Differing access to data by company, due to crawling restrictions (e.g.26% OpenAI, 13% Anthropic)

Robots.txt preference protocols… pic.twitter.com/ipXbALDbl7

— Shayne Longpre (@ShayneRedford) July 19, 2024

Data is essential for today’s generative AI systems. These systems use billions of examples of text, images, and videos, often taken from public websites by researchers. This information is collected into large data sets that can be freely downloaded and used or combined with other data.

Generative AI tools like OpenAI’s ChatGPT, Google’s Gemini, and Anthropic’s Claude rely on learning from this data. These tools can write, code, and create images and videos. The quality of their outputs improves with more high-quality data.
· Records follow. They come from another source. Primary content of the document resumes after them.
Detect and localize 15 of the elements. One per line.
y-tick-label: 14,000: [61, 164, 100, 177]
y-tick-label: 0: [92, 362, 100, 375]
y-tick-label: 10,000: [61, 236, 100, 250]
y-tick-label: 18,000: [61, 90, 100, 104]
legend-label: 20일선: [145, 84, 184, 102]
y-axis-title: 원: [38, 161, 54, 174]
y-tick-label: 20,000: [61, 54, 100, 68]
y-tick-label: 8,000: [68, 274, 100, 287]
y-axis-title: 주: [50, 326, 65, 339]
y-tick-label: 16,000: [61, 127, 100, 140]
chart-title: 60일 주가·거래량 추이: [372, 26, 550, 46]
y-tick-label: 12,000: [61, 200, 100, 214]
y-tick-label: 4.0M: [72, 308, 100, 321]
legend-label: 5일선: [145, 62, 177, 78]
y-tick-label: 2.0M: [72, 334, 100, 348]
Blocking data for OpenAI, Anthropic, and Google

For years, AI developers could easily gather data. However, the recent surge in generative AI has created tensions with data owners. Many of them are uncomfortable with their data being used for AI training without compensation.

In response, some publishers have implemented paywalls or changed their terms of service to restrict the use of their data for AI training. Others have blocked automated web crawlers used by companies like OpenAI, Anthropic, and Google.

Websites like Reddit and StackOverflow are now charging AI companies for use of their data. Some publishers have even gone to court. For instance, The New York Times sued OpenAI and Microsoft last year. They claimed these companies used their news articles to train AI models without permission, as reported by The New York Times.